Hal ini telah difirmankan oleh Allah Ta’ala,
إِنَّ الَّذِينَ قَالُوا رَبُّنَا اللَّهُ ثُمَّ اسْتَقَامُوا تَتَنَزَّلُ عَلَيْهِمُ الْمَلائِكَةُ أَلا تَخَافُوا وَلا تَحْزَنُوا وَأَبْشِرُوا بِالْجَنَّةِ الَّتِي كُنْتُمْ تُوعَدُونَ
“Sesungguhnya orang-orang yang mengatakan: ‘Tuhan kami ialah Allah’ kemudian mereka meneguhkan pendirian mereka, maka malaikat akan turun kepada mereka (dengan mengatakan): ‘Janganlah kamu merasa takut dan janganlah kamu merasa sedih; dan bergembiralah kamu dengan (memperoleh) surga yang telah dijanjikan Allah kepadamu’”. (QS. Al-Fushilat, 41: 30)
Kepada orang yang beriman dan berpendirian teguh dengan tidak mempersekutukan-Nya, Allah menurunkan malaikat yang menyampaikan kabar menggembirakan, memberikan segala yang bermanfaat, menolak kemudaratan, dan menghilangkan duka cita yang mungkin ada padanya dalam seluruh urusan duniawi maupun ukhrawi.
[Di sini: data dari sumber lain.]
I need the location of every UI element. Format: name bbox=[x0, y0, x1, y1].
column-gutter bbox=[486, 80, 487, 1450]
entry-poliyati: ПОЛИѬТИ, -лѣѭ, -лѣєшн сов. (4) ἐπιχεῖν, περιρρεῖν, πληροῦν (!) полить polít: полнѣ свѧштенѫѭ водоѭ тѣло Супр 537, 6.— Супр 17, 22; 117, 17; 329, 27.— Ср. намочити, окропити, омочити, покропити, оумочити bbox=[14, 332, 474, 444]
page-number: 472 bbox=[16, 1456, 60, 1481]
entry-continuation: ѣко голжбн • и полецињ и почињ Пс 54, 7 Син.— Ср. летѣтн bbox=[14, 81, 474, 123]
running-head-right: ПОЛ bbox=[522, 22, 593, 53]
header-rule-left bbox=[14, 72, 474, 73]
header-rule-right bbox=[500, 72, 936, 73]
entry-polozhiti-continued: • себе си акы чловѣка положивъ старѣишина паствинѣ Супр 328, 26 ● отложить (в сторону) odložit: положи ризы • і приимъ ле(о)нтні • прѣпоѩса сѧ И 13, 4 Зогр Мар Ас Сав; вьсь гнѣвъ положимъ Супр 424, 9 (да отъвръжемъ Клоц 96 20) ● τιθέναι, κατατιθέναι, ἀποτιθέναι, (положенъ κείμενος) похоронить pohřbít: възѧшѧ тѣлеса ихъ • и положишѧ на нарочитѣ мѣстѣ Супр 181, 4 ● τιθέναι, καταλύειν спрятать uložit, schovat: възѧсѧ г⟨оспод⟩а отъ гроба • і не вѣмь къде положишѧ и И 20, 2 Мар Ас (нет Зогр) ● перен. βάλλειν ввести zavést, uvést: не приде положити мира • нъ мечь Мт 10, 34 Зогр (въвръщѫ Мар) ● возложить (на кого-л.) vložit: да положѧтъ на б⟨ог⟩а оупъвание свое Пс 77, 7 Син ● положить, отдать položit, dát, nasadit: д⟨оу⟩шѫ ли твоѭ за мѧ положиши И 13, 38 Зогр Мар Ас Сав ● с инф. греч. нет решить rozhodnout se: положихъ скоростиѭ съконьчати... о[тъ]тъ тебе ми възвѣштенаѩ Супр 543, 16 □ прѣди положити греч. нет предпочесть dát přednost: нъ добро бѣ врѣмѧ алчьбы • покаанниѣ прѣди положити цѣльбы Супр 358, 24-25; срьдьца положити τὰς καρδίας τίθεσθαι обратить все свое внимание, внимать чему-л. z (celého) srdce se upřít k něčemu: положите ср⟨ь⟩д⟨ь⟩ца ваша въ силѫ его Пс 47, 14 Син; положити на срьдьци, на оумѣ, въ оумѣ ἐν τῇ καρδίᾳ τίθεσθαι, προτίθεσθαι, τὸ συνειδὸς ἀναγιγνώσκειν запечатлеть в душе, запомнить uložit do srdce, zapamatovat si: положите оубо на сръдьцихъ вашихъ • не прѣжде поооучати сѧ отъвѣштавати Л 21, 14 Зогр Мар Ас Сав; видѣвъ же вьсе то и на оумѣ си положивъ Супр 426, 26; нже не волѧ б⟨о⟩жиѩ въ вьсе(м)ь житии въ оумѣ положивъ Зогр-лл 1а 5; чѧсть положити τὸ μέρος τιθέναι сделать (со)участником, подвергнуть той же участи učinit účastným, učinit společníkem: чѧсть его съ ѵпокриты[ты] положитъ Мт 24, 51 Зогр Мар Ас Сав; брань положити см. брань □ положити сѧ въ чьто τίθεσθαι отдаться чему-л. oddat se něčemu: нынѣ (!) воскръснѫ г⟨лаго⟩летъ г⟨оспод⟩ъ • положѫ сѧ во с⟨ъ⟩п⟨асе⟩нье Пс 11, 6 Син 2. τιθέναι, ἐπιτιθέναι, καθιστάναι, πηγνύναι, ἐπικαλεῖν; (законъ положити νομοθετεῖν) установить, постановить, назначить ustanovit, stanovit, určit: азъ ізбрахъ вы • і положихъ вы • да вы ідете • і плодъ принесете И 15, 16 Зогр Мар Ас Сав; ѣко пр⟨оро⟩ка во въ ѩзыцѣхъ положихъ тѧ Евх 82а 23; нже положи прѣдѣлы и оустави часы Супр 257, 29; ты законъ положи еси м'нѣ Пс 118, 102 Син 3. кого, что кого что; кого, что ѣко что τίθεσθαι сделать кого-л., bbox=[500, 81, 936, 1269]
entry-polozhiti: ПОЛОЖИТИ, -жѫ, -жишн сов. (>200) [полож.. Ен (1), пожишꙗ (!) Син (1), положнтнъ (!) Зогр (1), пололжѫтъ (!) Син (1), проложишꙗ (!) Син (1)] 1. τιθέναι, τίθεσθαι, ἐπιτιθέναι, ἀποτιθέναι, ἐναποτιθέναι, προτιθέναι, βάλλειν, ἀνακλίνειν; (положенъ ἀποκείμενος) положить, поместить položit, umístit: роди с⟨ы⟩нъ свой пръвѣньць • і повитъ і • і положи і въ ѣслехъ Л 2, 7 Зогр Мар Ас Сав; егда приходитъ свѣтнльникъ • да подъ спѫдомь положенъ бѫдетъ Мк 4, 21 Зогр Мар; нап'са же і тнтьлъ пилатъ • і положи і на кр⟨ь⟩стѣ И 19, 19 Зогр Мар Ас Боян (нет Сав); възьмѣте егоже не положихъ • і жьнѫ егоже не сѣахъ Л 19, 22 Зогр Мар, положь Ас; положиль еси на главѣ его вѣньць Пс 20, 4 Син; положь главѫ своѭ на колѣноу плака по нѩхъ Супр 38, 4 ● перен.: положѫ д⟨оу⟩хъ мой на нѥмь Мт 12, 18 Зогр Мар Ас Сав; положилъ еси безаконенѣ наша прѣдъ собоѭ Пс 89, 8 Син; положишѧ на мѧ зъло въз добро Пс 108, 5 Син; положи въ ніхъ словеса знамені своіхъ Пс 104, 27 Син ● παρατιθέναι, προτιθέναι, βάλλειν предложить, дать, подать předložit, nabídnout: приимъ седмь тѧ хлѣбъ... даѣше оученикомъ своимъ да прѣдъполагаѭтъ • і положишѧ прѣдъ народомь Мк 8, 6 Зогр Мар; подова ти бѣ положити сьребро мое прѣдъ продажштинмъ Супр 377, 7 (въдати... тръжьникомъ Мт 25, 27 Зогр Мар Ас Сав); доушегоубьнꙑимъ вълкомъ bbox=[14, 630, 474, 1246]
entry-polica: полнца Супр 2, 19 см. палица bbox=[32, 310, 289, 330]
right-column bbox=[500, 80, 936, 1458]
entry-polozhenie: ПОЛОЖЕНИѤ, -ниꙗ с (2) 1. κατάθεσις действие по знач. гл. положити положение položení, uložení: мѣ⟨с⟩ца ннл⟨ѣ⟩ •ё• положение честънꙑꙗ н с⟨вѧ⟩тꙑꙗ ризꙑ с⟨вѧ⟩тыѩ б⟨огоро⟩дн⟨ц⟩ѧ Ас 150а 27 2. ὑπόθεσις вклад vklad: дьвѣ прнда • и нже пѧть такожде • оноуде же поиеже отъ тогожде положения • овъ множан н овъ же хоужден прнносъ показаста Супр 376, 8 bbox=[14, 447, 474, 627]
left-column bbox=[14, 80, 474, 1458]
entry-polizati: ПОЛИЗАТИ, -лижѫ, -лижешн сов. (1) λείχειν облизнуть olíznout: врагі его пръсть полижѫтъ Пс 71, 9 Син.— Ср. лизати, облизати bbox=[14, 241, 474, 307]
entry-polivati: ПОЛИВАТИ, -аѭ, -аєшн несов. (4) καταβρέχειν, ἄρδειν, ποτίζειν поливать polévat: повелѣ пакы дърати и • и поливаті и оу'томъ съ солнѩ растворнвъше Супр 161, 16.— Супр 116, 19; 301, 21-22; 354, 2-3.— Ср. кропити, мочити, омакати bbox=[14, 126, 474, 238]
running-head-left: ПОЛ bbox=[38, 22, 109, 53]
Dengan demikian, dadanya menjadi lapang dan tenteram, tidak ada kekhawatiran pada diri mereka.[1]
Waki’ dan Ibnu Zaid berpendapat bahwa para malaikat memberikan berita gembira kepada orang-orang yang beriman pada tiga keadaan yaitu: ketika mati, di dalam kubur, dan di waktu kebangkitan.
Kepada orang-orang yang beriman itu para malaikat mengatakan agar mereka tidak usah khawatir menghadapi hari kebangkitan dan hari perhitungan nanti. Mereka juga tidak usah bersedih hati terhadap urusan dunia yang luput dari mereka seperti yang berhubungan dengan keluarga, anak, harta, dan sebagainya.
Maka orang-orang yang bersyahadat dengan benar, akan memperoleh as-sa’adah (kebahagian), di dunia dan akhirat. Wallahu A’lam.